Shea überlegte gründlich. Westlich des Tales war, abgesehen von einigen Dörfern, freie Landschaft, und wenn sie sich dorthin wandten, entfernten sie sich vom Anar. Gingen sie nach Süden, würden sie schließlich die vergleichsweise annehmbare Sicherheit der größeren Südlandstädte Pia und Zolomach erreichen, wo sie Freunde und Verwandte hatten.

Aber das war der nächstliegende Weg für sie, den Schädelzeichenträgern zu entkommen, und bot sich deshalb auch diesen an, besonders scharf überwacht zu werden. Überdies war die Landschaft jenseits der Duln-Wälder offen und allzu übersichtlich.

Sie bot wenig Deckung. Der Weg zu den Städten war weit. Nördlich des Tales gab es eine große Fläche mit dem Rappahalladran-Fluß, dem riesigen Regenbogen-See und unbesiedeltem Land, das schließlich zum Reich Callahorn führte. Die Wesen mußten auf ihrem Weg vom Norden dort durchgekommen sein. Sie kannten die Gegend gewiß besser als die Brüder und würden sie im Auge behalten, wenn sie vermuteten, daß Balinor von Tyrsis aus nach Shady Vale gekommen war.

Der Anar lag nordöstlich vom Tal, über endlose Meilen der rauhesten, gefährlichsten Landschaft im ganzen weiten Südland.

Dieser direkte Weg war der gefährlichste, aber auch der, auf dem die feindlichen Späher ihn am wenigsten erwarten würden. Er wand sich durch düstere Wälder, tückisches Tiefland und verborgene Sümpfe, die jedes Jahr das Leben unvorsichtiger Reisender forderten. Aber östlich der Duln-Wälder lag noch etwas, wovon nicht einmal die Späher etwas wissen konnten — die Sicherheit des Hochlands von Leah. Dort konnten die Brüder um die Hilfe Menion Leahs, Sheas engem Freund, bitten; er war trotz Flicks Meinung die einzige Person, die in der Lage sein mochte, sie durch die gefährlichen Gegenden zum Anar zu führen. Shea schien das die einzige vernünftige Alternative zu sein.

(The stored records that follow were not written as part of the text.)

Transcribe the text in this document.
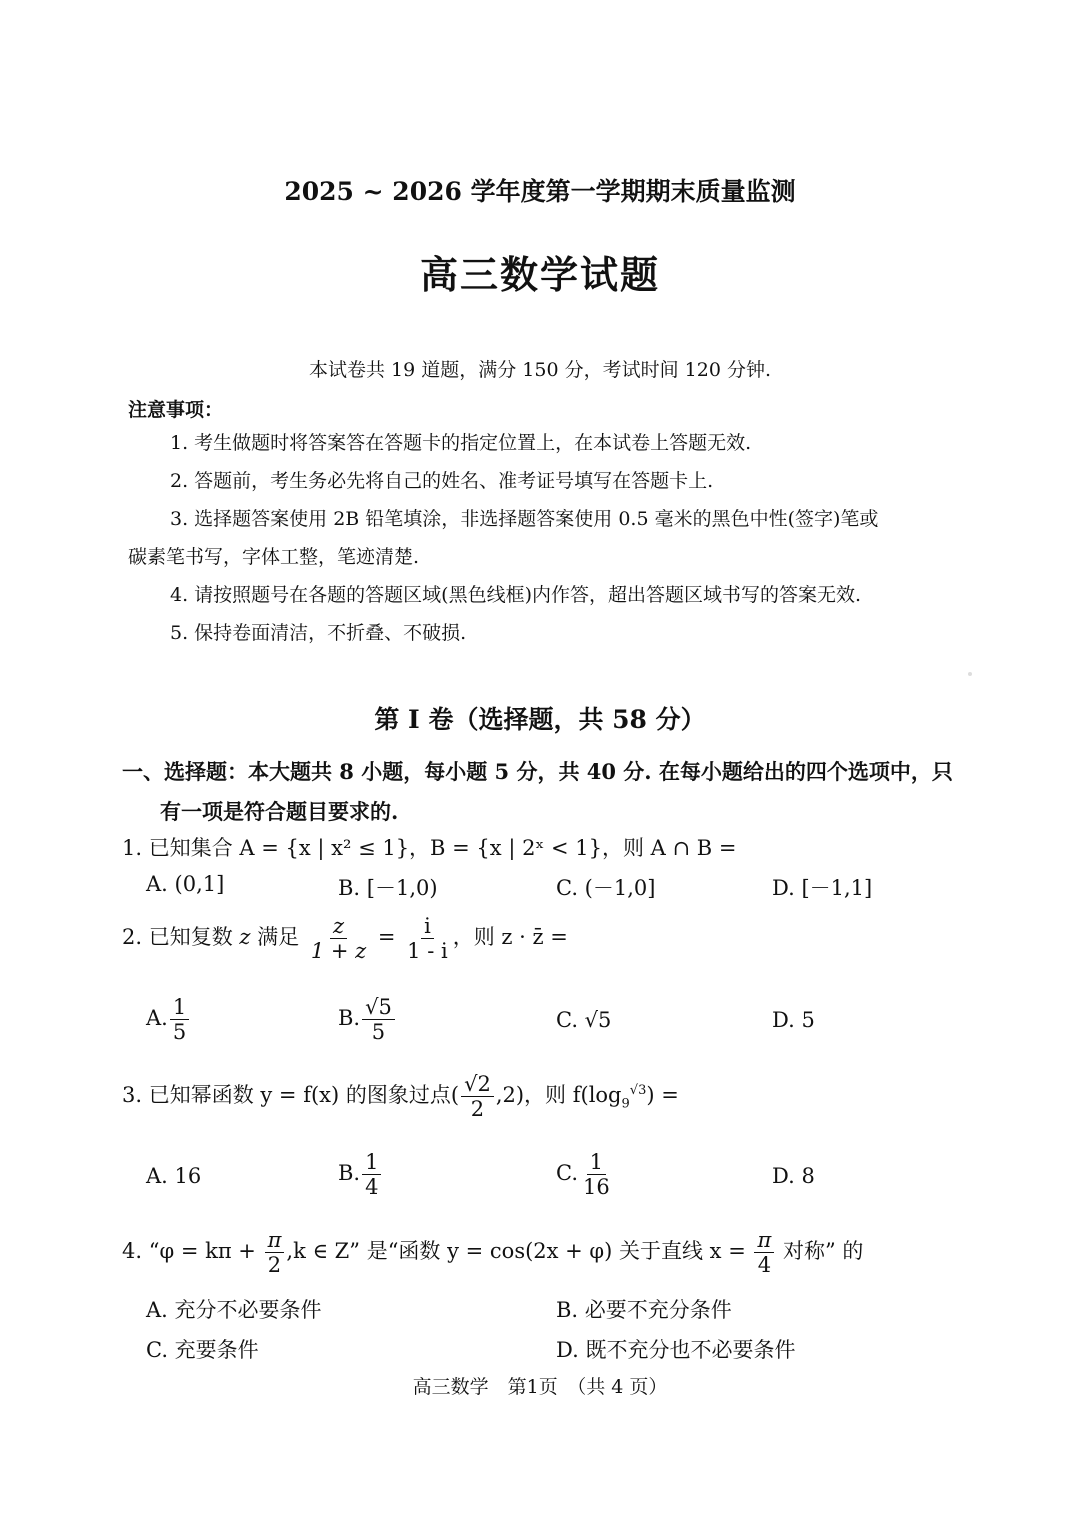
2025 ~ 2026 学年度第一学期期末质量监测
高三数学试题
本试卷共 19 道题，满分 150 分，考试时间 120 分钟.
注意事项：
1. 考生做题时将答案答在答题卡的指定位置上，在本试卷上答题无效.
2. 答题前，考生务必先将自己的姓名、准考证号填写在答题卡上.
3. 选择题答案使用 2B 铅笔填涂，非选择题答案使用 0.5 毫米的黑色中性(签字)笔或
碳素笔书写，字体工整，笔迹清楚.
4. 请按照题号在各题的答题区域(黑色线框)内作答，超出答题区域书写的答案无效.
5. 保持卷面清洁，不折叠、不破损.
第 Ⅰ 卷（选择题，共 58 分）
一、选择题：本大题共 8 小题，每小题 5 分，共 40 分. 在每小题给出的四个选项中，只
有一项是符合题目要求的.
1. 已知集合 A = {x | x² ≤ 1}，B = {x | 2ˣ < 1}，则 A ∩ B =
A. (0,1]	B. [－1,0)	C. (－1,0]	D. [－1,1]
2. 已知复数 z 满足 $\frac{z}{1 + z} = \frac{i}{1 - i}$ ，则 z · z̄ =
A. $\frac{1}{5}$	B. $\frac{√5}{5}$	C. √5	D. 5
3. 已知幂函数 y = f(x) 的图象过点( $\frac{√2}{2} ,2$)，则 $f(\log_9^{√3})$ =
A. 16	B. $\frac{1}{4}$	C. $\frac{1}{16}$	D. 8
4. “$\varphi = k\pi + \frac{\pi}{2} ,k$ ∈ Z” 是“函数 y = cos(2x + φ) 关于直线 $x = \frac{\pi}{4}$ 对称” 的
A. 充分不必要条件	B. 必要不充分条件
C. 充要条件	D. 既不充分也不必要条件
高三数学　第1页　（共 4 页）
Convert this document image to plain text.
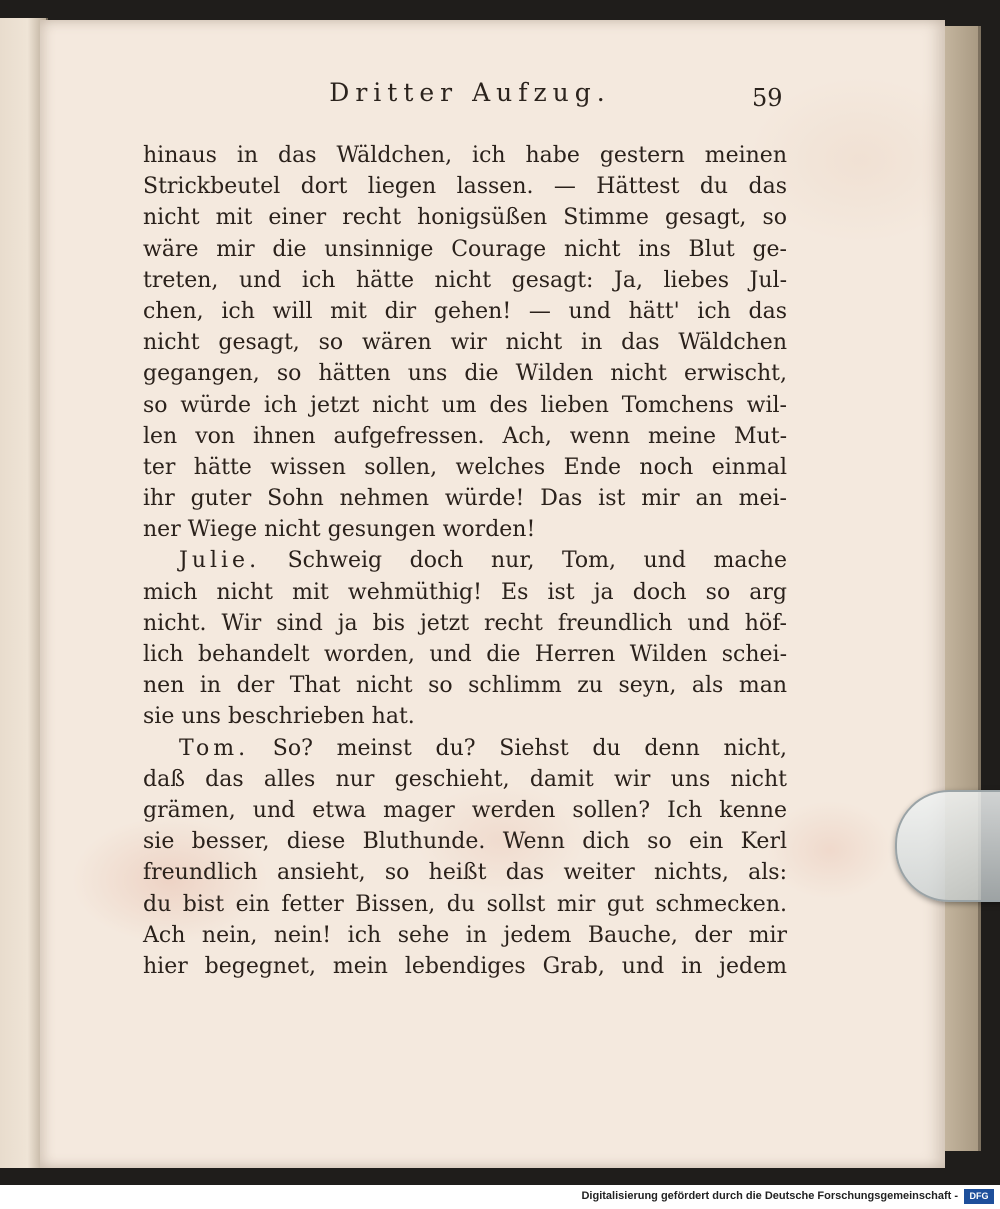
Dritter Aufzug.	59
hinaus in das Wäldchen, ich habe gestern meinen
Strickbeutel dort liegen lassen. — Hättest du das
nicht mit einer recht honigsüßen Stimme gesagt, so
wäre mir die unsinnige Courage nicht ins Blut ge-
treten, und ich hätte nicht gesagt: Ja, liebes Jul-
chen, ich will mit dir gehen! — und hätt' ich das
nicht gesagt, so wären wir nicht in das Wäldchen
gegangen, so hätten uns die Wilden nicht erwischt,
so würde ich jetzt nicht um des lieben Tomchens wil-
len von ihnen aufgefressen. Ach, wenn meine Mut-
ter hätte wissen sollen, welches Ende noch einmal
ihr guter Sohn nehmen würde! Das ist mir an mei-
ner Wiege nicht gesungen worden!
Julie. Schweig doch nur, Tom, und mache
mich nicht mit wehmüthig! Es ist ja doch so arg
nicht. Wir sind ja bis jetzt recht freundlich und höf-
lich behandelt worden, und die Herren Wilden schei-
nen in der That nicht so schlimm zu seyn, als man
sie uns beschrieben hat.
Tom. So? meinst du? Siehst du denn nicht,
daß das alles nur geschieht, damit wir uns nicht
grämen, und etwa mager werden sollen? Ich kenne
sie besser, diese Bluthunde. Wenn dich so ein Kerl
freundlich ansieht, so heißt das weiter nichts, als:
du bist ein fetter Bissen, du sollst mir gut schmecken.
Ach nein, nein! ich sehe in jedem Bauche, der mir
hier begegnet, mein lebendiges Grab, und in jedem
Digitalisierung gefördert durch die Deutsche Forschungsgemeinschaft -	DFG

Die Brüder erreichten den südöstlichen Rand des Ortes und blieben lautlos an einem alten Schuppen stehen, mit den Rücken an der rauhen Bretterwand. Shea sicherte wachsam nach vorn. Er hatte keine Ahnung, wo das rasselnde Wesen inzwischen sein mochte. Im dunstigen Mondlicht der verblassenden Nacht war alles noch verschwommen. Irgendwo links von ihnen bellten ein paar Hunde wild, und in den Fenstern naher Häuser wurden Scheiben hell, als schläfrige Bewohner neugierig in die Dunkelheit blickten. Der Morgen würde schon in einer Stunde anbrechen, und Shea wußte, dass sie Entdeckung riskieren und zum Rand des Tales und dem schützenden Duln-Wald laufen mußten. Waren sie noch im Tal, wenn es hell würde, würde das Wesen sie die Hügelhänge hinaufsteigen sehen und ihnen nachsetzen.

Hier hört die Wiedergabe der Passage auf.